Towards the end of his article Greeley says: “We humans follow base and pedestrian needs.” Unfortunately, whether he means it or not, I think this choice of words plays into the hands of those who think we should be committed to a “higher” purpose, such as serving others. There is a strong sentiment here in our own country to compel us to serve others whether we want to or not.
To me there is nothing base or pedestrian about fulfilling our needs. Yes, I don’t deny there are some activities (like watching Jersey Shore) which are base or pedestrian. At least I think they are and don’t partake in them; I also don’t recommend outlawing them.
I think it’s a mistake both philosophically and strategically to label activities that satisfy our wants or needs as merely “base” or “pedestrian”. Our ability to pursue these wants reflects the success of our approach: that we can transcend basic survival needs to pursue other desires that represent our individual needs, interests, wants and desires. We have the luxury of, say, collecting figurines, joining a clogging troupe and taking road trips precisely because of the spectacular and envied (or despised depending on your viewpoint) success of our system of limited government and the free market. This success rests on our freedom to create, enjoy and express values within a market and culture protected by laws based (in general) on individual rights. In other words our riches rest on our ability to pursue our own self-interest as long as we don’t violate the self-interest of others. We collect figurines, clog or travel because we feel they enrich our lives. We don’t feel the need to justify our existence by serving some “larger” purpose such as serving God, others or Allah. Nor should we.
With all of the above in mind I nonetheless highly recommend reading Greeley's article.
Thursday, May 5, 2011
And that is why the Ruling Class establishment cannot bring itself to ignore her any longer. The sheer volume and intensity of their intemperate mockery gives the lie to their claims that her ideas aren't worth bothering about. They are bothered, all right -- as they should be -- about a looming philosophic menace to their shaky hold on our culture.
Wednesday, May 4, 2011
Walter Russell Mead reports in Top Green Admits: “We Are Lost!” “George Monbiot of the left-leaning British newspaper has a must-read column in which he admits that because of a whole series of intellectual mistakes, the global green movement’s policy prescriptions are hopelessly flawed.”

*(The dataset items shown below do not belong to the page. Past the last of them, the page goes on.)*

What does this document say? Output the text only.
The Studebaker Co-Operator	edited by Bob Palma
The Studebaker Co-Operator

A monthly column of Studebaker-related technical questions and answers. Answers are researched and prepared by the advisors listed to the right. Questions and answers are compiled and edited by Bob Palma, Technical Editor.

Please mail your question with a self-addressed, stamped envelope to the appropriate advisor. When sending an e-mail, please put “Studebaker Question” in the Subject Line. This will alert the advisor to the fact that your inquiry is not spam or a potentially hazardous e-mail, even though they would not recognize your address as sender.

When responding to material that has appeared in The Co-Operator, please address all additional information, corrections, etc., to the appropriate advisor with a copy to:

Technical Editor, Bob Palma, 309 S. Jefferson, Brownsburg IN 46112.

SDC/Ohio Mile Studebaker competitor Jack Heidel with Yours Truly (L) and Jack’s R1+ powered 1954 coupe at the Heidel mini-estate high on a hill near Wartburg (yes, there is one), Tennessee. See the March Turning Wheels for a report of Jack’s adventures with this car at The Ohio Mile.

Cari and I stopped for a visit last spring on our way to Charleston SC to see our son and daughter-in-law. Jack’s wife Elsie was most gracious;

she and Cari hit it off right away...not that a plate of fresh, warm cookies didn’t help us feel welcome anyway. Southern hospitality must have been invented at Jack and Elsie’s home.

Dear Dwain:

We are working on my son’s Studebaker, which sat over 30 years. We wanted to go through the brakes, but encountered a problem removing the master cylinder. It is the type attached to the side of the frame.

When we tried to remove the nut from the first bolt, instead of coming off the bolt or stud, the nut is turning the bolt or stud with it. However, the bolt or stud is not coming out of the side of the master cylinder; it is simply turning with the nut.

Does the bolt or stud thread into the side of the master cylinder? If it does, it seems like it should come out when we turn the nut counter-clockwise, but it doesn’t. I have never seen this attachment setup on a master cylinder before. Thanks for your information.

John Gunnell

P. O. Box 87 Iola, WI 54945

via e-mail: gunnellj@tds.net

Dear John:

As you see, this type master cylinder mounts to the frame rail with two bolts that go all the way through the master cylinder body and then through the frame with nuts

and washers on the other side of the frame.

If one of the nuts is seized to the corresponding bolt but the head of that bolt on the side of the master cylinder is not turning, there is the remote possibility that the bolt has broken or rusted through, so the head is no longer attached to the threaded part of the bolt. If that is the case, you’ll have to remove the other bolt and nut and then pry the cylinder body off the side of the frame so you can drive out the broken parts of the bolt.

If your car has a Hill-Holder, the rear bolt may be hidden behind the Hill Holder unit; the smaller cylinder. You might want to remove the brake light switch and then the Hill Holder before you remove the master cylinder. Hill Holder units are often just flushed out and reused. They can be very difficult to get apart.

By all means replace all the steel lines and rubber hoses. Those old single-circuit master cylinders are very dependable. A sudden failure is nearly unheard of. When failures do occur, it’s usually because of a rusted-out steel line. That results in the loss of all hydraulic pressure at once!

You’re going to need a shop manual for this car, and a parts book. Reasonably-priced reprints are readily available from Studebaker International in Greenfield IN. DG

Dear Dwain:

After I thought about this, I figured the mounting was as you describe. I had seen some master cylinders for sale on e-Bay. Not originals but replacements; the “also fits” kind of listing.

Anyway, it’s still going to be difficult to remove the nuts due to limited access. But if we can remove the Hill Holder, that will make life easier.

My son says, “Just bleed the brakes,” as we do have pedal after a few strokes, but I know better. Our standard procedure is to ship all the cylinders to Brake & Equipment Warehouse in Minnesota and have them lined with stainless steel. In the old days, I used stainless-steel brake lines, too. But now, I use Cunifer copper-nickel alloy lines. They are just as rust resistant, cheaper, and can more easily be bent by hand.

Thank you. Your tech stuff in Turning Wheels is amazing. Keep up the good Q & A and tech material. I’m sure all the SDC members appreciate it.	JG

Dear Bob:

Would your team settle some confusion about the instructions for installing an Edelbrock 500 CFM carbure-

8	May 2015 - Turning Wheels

Greens like to have it both ways. They warn darkly about “peak oil” and global resource shortages that will destroy our industrial economy in its tracks — but also warn that runaway economic growth will destroy the planet through the uncontrolled effects of mass industrial productions. Both doomsday scenarios cannot be true; one cannot simultaneously die of both starvation and gluttony.

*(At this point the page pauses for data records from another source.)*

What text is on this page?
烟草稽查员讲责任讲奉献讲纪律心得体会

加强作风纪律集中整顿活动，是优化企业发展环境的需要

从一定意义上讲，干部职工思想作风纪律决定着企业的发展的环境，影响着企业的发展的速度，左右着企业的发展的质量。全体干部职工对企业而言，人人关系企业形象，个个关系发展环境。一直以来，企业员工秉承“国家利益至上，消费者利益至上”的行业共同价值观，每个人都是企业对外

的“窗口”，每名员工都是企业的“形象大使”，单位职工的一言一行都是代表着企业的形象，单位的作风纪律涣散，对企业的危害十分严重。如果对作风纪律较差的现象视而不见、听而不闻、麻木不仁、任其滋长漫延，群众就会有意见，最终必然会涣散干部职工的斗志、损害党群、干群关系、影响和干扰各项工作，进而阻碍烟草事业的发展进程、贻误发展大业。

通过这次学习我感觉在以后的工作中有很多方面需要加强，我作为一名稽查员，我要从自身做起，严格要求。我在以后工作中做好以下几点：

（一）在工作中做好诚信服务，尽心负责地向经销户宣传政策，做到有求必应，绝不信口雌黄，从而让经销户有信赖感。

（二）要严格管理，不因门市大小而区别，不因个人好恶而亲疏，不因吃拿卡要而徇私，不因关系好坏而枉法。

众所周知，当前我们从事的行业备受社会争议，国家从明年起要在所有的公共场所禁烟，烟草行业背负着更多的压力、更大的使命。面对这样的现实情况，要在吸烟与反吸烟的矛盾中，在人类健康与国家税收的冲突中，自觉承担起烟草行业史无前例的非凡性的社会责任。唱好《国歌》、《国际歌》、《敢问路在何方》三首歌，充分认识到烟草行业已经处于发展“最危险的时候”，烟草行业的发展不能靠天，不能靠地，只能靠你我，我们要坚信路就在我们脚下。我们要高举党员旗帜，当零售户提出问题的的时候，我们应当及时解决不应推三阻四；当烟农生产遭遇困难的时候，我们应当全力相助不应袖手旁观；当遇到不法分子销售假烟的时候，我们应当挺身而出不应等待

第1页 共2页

As Monbiot says in his The Lost World.
You think you’re discussing technologies, you quickly discover that you’re discussing belief systems. The battle among environmentalists over how or whether our future energy is supplied is a cipher for something much bigger: who we are, who we want to be, how we want society to evolve. Beside these concerns, technical matters – parts per million, costs per megawatt hour, cancers per sievert – carry little weight. We choose our technology – or absence of technology – according to a set of deep beliefs; beliefs which in some cases remain unexamined.

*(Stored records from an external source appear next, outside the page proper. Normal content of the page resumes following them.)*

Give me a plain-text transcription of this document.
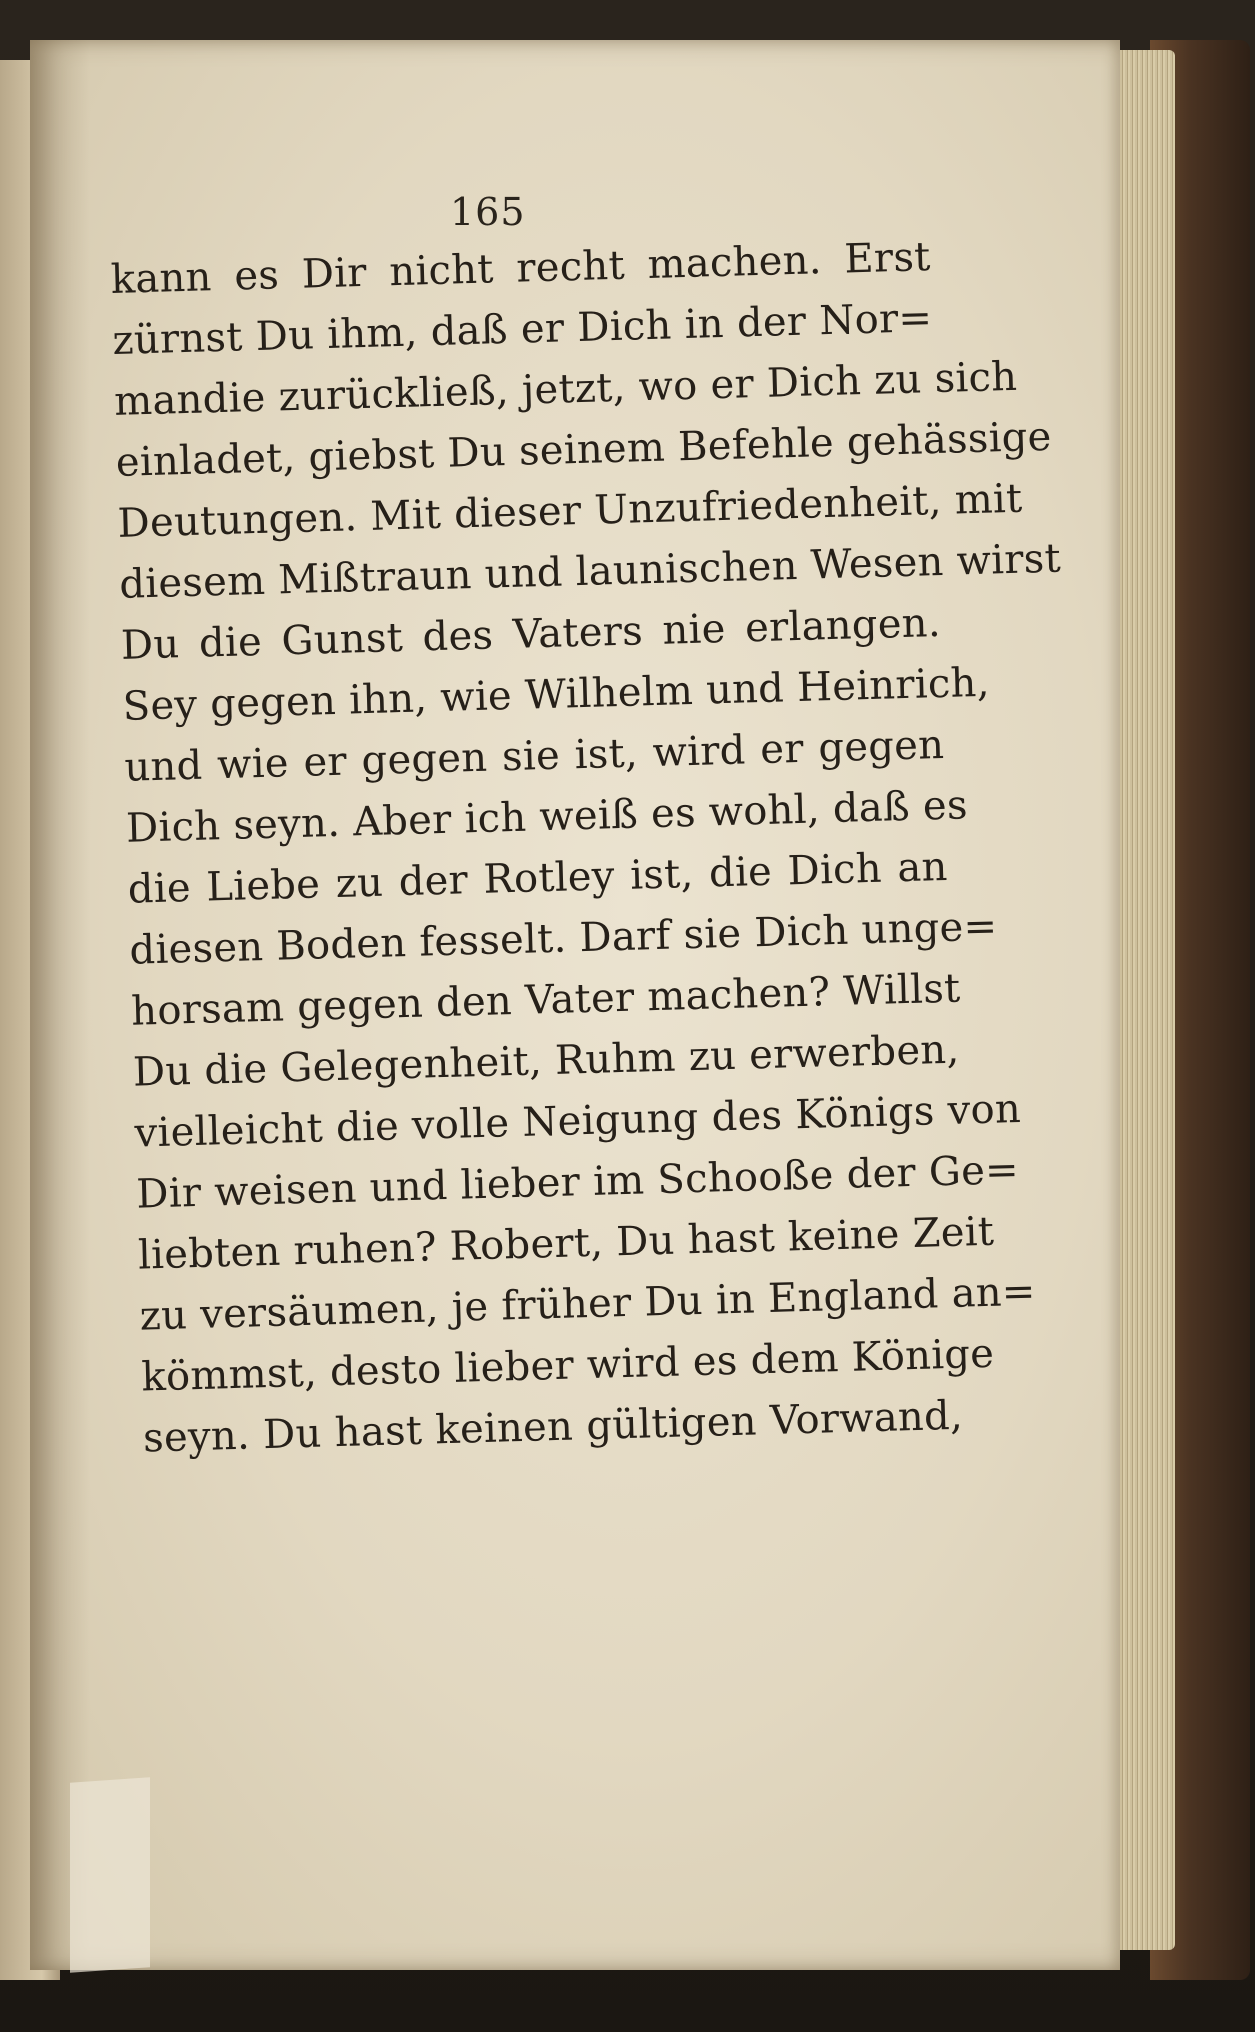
165
kann es Dir nicht recht machen. Erst
zürnst Du ihm, daß er Dich in der Nor=
mandie zurückließ, jetzt, wo er Dich zu sich
einladet, giebst Du seinem Befehle gehässige
Deutungen. Mit dieser Unzufriedenheit, mit
diesem Mißtraun und launischen Wesen wirst
Du die Gunst des Vaters nie erlangen.
Sey gegen ihn, wie Wilhelm und Heinrich,
und wie er gegen sie ist, wird er gegen
Dich seyn. Aber ich weiß es wohl, daß es
die Liebe zu der Rotley ist, die Dich an
diesen Boden fesselt. Darf sie Dich unge=
horsam gegen den Vater machen? Willst
Du die Gelegenheit, Ruhm zu erwerben,
vielleicht die volle Neigung des Königs von
Dir weisen und lieber im Schooße der Ge=
liebten ruhen? Robert, Du hast keine Zeit
zu versäumen, je früher Du in England an=
kömmst, desto lieber wird es dem Könige
seyn. Du hast keinen gültigen Vorwand,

Although Monbiot gets close to the truth, I believe Robert Bidinotto gets even closer in his Environmentalism or Individualism?
Capitalism and science are values only to people who want to achieve material progress; they rest implicitly on the idea that self-interest is good. Yet this clashes with age-old moral teachings, which hold that goodness consists of "service to others"--and that self-interest is evil.
This explains why economic and scientific arguments have failed to inoculate the public against environmentalism. By and large, people want to do the right thing. But if they've been taught to equate "the right thing" with self-sacrifice, and evil with selfishness--if they've been taught "Paradise" is Eden, that perfect Garden in which Man is a humble steward of the "natural balance"--then how can they possibly remain sympathetic to the enterprises of science and free market economics?
As I wrote in an earlier post on climate change:
I think the following quote from the former Canadian Environment Minister Christine Stewart sheds light on their motive.
“No matter if the science is all phony, there are collateral environmental benefits…. Climate change [provides] the greatest chance to bring about justice and equality in the world.” Source: Calgary Herald, 14 December 1998.
It all comes down to a new way to make us (the U.S. in particular and the West in general) feel guilty for our material success in order to soften us for their solutions of taxing emissions, changing our life style and bringing us down to the level of countries that don’t suffer from these “problems,” thanks to their policies of punitive taxation, heavy regulation and government control (or strangling) of their economies.